Figuring out meals and meal times in Spain is difficult. It all starts with dinner being so late. Spaniards typically eat dinner between 9:00 and 11:00 pm. This means every morning starts late, and breakfast is usually coffee and pastry or croissants. Lunch is fairly popular, and is served between 1:00 and 3:00 pm or so. Many restaurants open at noon or 1:00 pm and are only open until 3:00-4:00 pm (or 2:00 pm). Then, they close, reopening at 8:00 or 9:00 pm. Even restaurants that advertise that they are “open all day,” or “never close,” are closed when we show up at the door. Since we usually have breakfast provided by our hotel, we skip lunch, and are hungry between 5:00-6:00 pm. But there is nowhere to eat! So we find we have to plan ahead. We wind up at the grocery store more often than not in Spain, looking for a salad, sandwich, or rotisserie chicken for dinner. But we even found one grocery store that practiced the afternoon “siesta” tradition and closed from 2:00 to 5:00 pm. So when we think we have it all figured out, Spain can still surprise us with its scheduling. Fast food restaurants are always open, but we are too old for a steady diet of burgers and pizza.

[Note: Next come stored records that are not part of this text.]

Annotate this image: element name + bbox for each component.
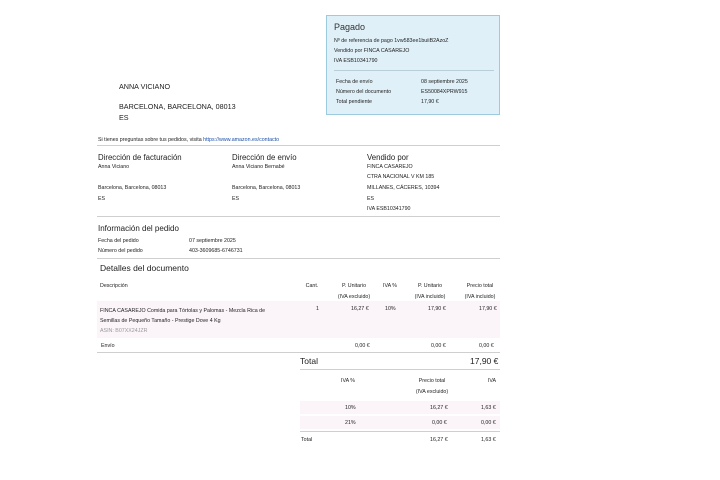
sold-by-vat: IVA ESB10341790 [367,206,411,212]
vat-base: 0,00 € [432,420,447,426]
doc-number-value: ES50084XPRW915 [421,89,468,95]
divider [97,258,500,259]
divider [97,145,500,146]
vat-total-label: Total [301,437,313,443]
vat-summary-header-base-line1: Precio total [418,378,446,384]
vat-summary-header-base-line2: (IVA excluido) [415,389,449,395]
shipping-label: Envío [101,343,115,349]
divider [300,369,500,370]
customer-address: BARCELONA, BARCELONA, 08013 [119,102,236,111]
col-header-total: Precio total (IVA incluido) [456,281,504,303]
shipping-unit-excl: 0,00 € [355,343,370,349]
order-number-value: 403-3609685-6746731 [189,248,243,254]
vat-rate: 10% [345,405,356,411]
document-details-heading: Detalles del documento [100,263,189,273]
pending-total-label: Total pendiente [336,99,372,105]
item-unit-incl: 17,90 € [428,306,446,312]
total-value: 17,90 € [470,356,499,366]
divider [97,216,500,217]
sold-by-name: FINCA CASAREJO [367,164,413,170]
order-number-label: Número del pedido [98,248,143,254]
vat-amount: 1,63 € [481,405,496,411]
vat-base: 16,27 € [430,405,448,411]
shipping-country: ES [232,196,240,202]
pending-total-value: 17,90 € [421,99,439,105]
customer-name: ANNA VICIANO [119,82,171,91]
billing-country: ES [98,196,106,202]
item-asin: ASIN: B07XX24JZR [100,328,148,334]
divider [334,70,494,71]
table-row [300,416,500,429]
shipping-unit-incl: 0,00 € [431,343,446,349]
shipping-city: Barcelona, Barcelona, 08013 [232,185,301,191]
table-row [300,401,500,414]
vat-rate: 21% [345,420,356,426]
vat-summary-header-base: Precio total (IVA excluido) [410,376,454,398]
col-header-unit-excl: P. Unitario (IVA excluido) [330,281,378,303]
billing-heading: Dirección de facturación [98,153,182,162]
divider [97,352,500,353]
vat-total-base: 16,27 € [430,437,448,443]
col-header-vat: IVA % [382,283,398,289]
ship-date-value: 08 septiembre 2025 [421,79,468,85]
col-header-unit-incl-line1: P. Unitario [417,283,443,289]
item-unit-excl: 16,27 € [351,306,369,312]
help-message: Si tienes preguntas sobre tus pedidos, v… [98,137,202,143]
doc-number-label: Número del documento [336,89,392,95]
sold-by-heading: Vendido por [367,153,409,162]
billing-name: Anna Viciano [98,164,130,170]
item-description-line1: FINCA CASAREJO Comida para Tórtolas y Pa… [100,308,266,314]
shipping-heading: Dirección de envío [232,153,297,162]
paid-title: Pagado [334,22,366,32]
col-header-total-line1: Precio total [466,283,494,289]
order-date-value: 07 septiembre 2025 [189,238,236,244]
order-info-heading: Información del pedido [98,224,179,233]
item-vat: 10% [385,306,396,312]
col-header-unit-incl: P. Unitario (IVA incluido) [406,281,454,303]
shipping-total: 0,00 € [479,343,494,349]
total-label: Total [300,356,318,366]
customer-country: ES [119,113,129,122]
help-text: Si tienes preguntas sobre tus pedidos, v… [98,137,279,143]
sold-by-country: ES [367,196,375,202]
billing-city: Barcelona, Barcelona, 08013 [98,185,167,191]
item-description: FINCA CASAREJO Comida para Tórtolas y Pa… [100,306,265,336]
vat-summary-header-vat: IVA [487,378,497,384]
sold-by-city: MILLANES, CÁCERES, 10394 [367,185,440,191]
vat-total-amount: 1,63 € [481,437,496,443]
ship-date-label: Fecha de envío [336,79,373,85]
sold-by-street: CTRA NACIONAL V KM 185 [367,174,435,180]
item-quantity: 1 [316,306,319,312]
divider [300,431,500,432]
col-header-description: Descripción [100,283,128,289]
col-header-unit-excl-line1: P. Unitario [341,283,367,289]
shipping-name: Anna Viciano Bernabé [232,164,285,170]
vat-summary-header-rate: IVA % [340,378,356,384]
seller-line: Vendido por FINCA CASAREJO [334,48,410,54]
item-total: 17,90 € [479,306,497,312]
payment-summary-box: Pagado Nº de referencia de pago 1vw583ee… [326,15,500,115]
item-description-line2: Semillas de Pequeño Tamaño - Prestige Do… [100,318,221,324]
col-header-quantity: Cant. [305,283,319,289]
order-date-label: Fecha del pedido [98,238,139,244]
payment-reference: Nº de referencia de pago 1vw583ee1buiiB2… [334,38,449,44]
contact-link[interactable]: https://www.amazon.es/contacto [203,137,279,143]
seller-vat: IVA ESB10341790 [334,58,378,64]
vat-amount: 0,00 € [481,420,496,426]
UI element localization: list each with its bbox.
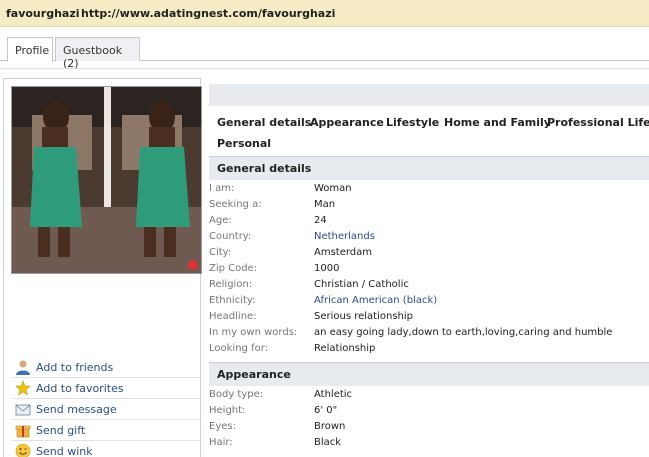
detail-value: Woman	[314, 183, 352, 194]
detail-label: Looking for:	[209, 343, 269, 354]
user-icon	[16, 360, 30, 375]
detail-label: Height:	[209, 405, 246, 416]
detail-label: Body type:	[209, 389, 264, 400]
smiley-icon	[15, 443, 31, 457]
ethnicity-link[interactable]: African American (black)	[314, 295, 437, 306]
detail-label: Seeking a:	[209, 199, 262, 210]
profile-url[interactable]: http://www.adatingnest.com/favourghazi	[81, 7, 335, 20]
detail-row: I am: Woman	[209, 181, 649, 197]
detail-row: Hair: Black	[209, 435, 649, 451]
detail-label: I am:	[209, 183, 235, 194]
section-tab-professional-life[interactable]: Professional Life	[547, 116, 649, 129]
detail-label: Eyes:	[209, 421, 236, 432]
appearance-header: Appearance	[209, 362, 649, 386]
detail-row: Age: 24	[209, 213, 649, 229]
section-tab-home-and-family[interactable]: Home and Family	[444, 116, 551, 129]
add-to-favorites-link[interactable]: Add to favorites	[12, 378, 202, 399]
detail-label: Religion:	[209, 279, 253, 290]
details-header-bar	[209, 84, 649, 106]
send-message-link[interactable]: Send message	[12, 399, 202, 420]
top-bar: favourghazi http://www.adatingnest.com/f…	[0, 0, 649, 27]
star-icon	[15, 380, 31, 396]
section-tab-general-details[interactable]: General details	[217, 116, 311, 129]
detail-label: Headline:	[209, 311, 257, 322]
send-message-label: Send message	[36, 403, 117, 416]
detail-value: 1000	[314, 263, 340, 274]
detail-value: Christian / Catholic	[314, 279, 409, 290]
detail-row: Seeking a: Man	[209, 197, 649, 213]
detail-label: In my own words:	[209, 327, 298, 338]
divider	[0, 68, 649, 73]
detail-value: Man	[314, 199, 336, 210]
detail-label: Zip Code:	[209, 263, 258, 274]
detail-label: Country:	[209, 231, 252, 242]
detail-value: Relationship	[314, 343, 376, 354]
send-wink-link[interactable]: Send wink	[12, 441, 202, 457]
profile-photo-image	[12, 87, 201, 273]
general-details-header: General details	[209, 156, 649, 180]
detail-row: Country: Netherlands	[209, 229, 649, 245]
appearance-title: Appearance	[217, 368, 291, 381]
detail-row: Headline: Serious relationship	[209, 309, 649, 325]
detail-value: 6' 0"	[314, 405, 338, 416]
send-wink-label: Send wink	[36, 445, 93, 457]
gift-icon	[15, 425, 31, 438]
envelope-icon	[15, 404, 31, 416]
profile-actions: Add to friends Add to favorites Send mes…	[12, 357, 202, 457]
section-tab-appearance[interactable]: Appearance	[310, 116, 384, 129]
left-panel: Add to friends Add to favorites Send mes…	[3, 78, 202, 457]
tab-profile[interactable]: Profile	[7, 37, 53, 62]
detail-label: City:	[209, 247, 232, 258]
add-to-friends-label: Add to friends	[36, 361, 114, 374]
detail-value: Serious relationship	[314, 311, 414, 322]
detail-row: Eyes: Brown	[209, 419, 649, 435]
section-tab-lifestyle[interactable]: Lifestyle	[386, 116, 439, 129]
profile-tabs: Profile Guestbook (2)	[0, 37, 649, 70]
detail-label: Ethnicity:	[209, 295, 256, 306]
add-to-friends-link[interactable]: Add to friends	[12, 357, 202, 378]
detail-row: City: Amsterdam	[209, 245, 649, 261]
country-link[interactable]: Netherlands	[314, 231, 375, 242]
detail-row: Body type: Athletic	[209, 387, 649, 403]
tab-guestbook[interactable]: Guestbook (2)	[55, 37, 140, 70]
detail-label: Age:	[209, 215, 232, 226]
detail-value: Brown	[314, 421, 346, 432]
profile-photo[interactable]	[11, 86, 202, 274]
profile-username: favourghazi	[6, 7, 80, 20]
general-details-title: General details	[217, 162, 312, 175]
add-to-favorites-label: Add to favorites	[36, 382, 124, 395]
detail-row: Height: 6' 0"	[209, 403, 649, 419]
detail-value: 24	[314, 215, 327, 226]
detail-value: an easy going lady,down to earth,loving,…	[314, 327, 613, 338]
detail-row: Zip Code: 1000	[209, 261, 649, 277]
detail-label: Hair:	[209, 437, 233, 448]
detail-row: In my own words: an easy going lady,down …	[209, 325, 649, 341]
detail-row: Religion: Christian / Catholic	[209, 277, 649, 293]
detail-row: Ethnicity: African American (black)	[209, 293, 649, 309]
send-gift-label: Send gift	[36, 424, 86, 437]
detail-value: Black	[314, 437, 342, 448]
detail-row: Looking for: Relationship	[209, 341, 649, 357]
detail-value: Athletic	[314, 389, 353, 400]
profile-details: General details Appearance Lifestyle Hom…	[207, 78, 649, 457]
detail-value: Amsterdam	[314, 247, 373, 258]
section-tab-personal[interactable]: Personal	[217, 137, 271, 150]
send-gift-link[interactable]: Send gift	[12, 420, 202, 441]
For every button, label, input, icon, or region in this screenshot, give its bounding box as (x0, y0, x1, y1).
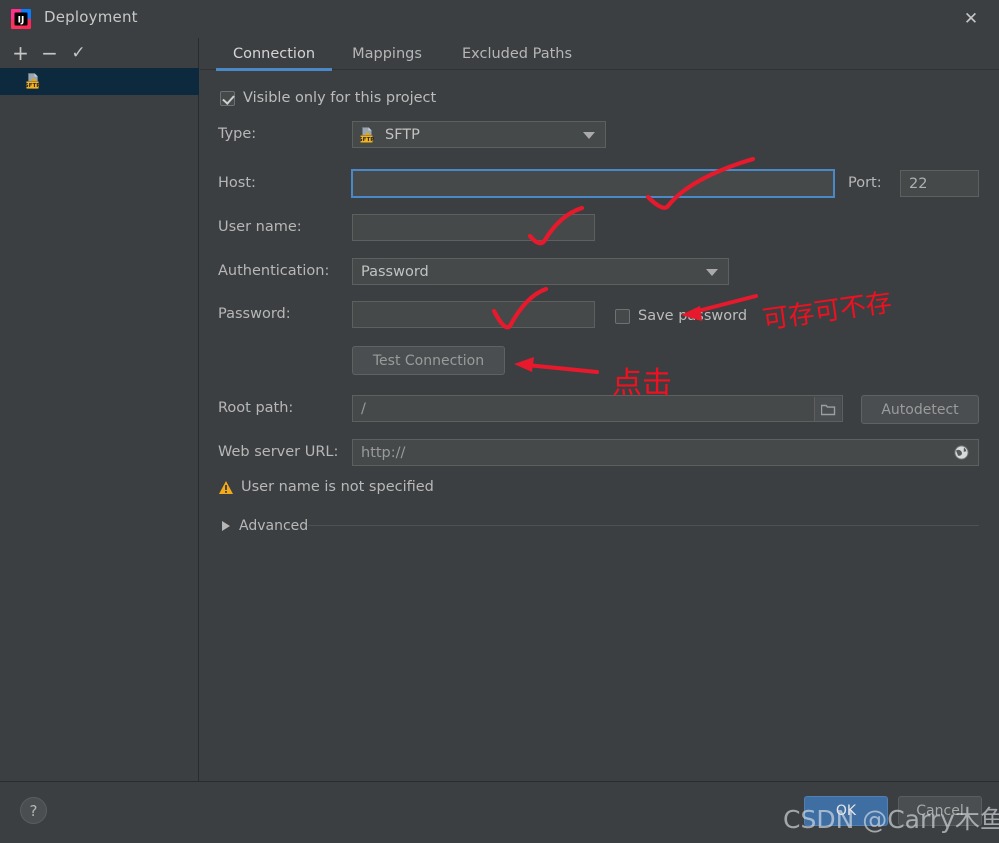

We saved the best for last!…the best photo and a video surprise! The video is of a local Celtic marching band that played and marched for an hour or more…we kept seeing and hearing them wherever we wandered. The two women drummers at the rear of the band are awesome as they twirl their green sticks! Watch for them. The final photo was taken at the Saturday morning market. In looking at the photo, you MUST remember that “manos” means “hands.” And then you will laugh.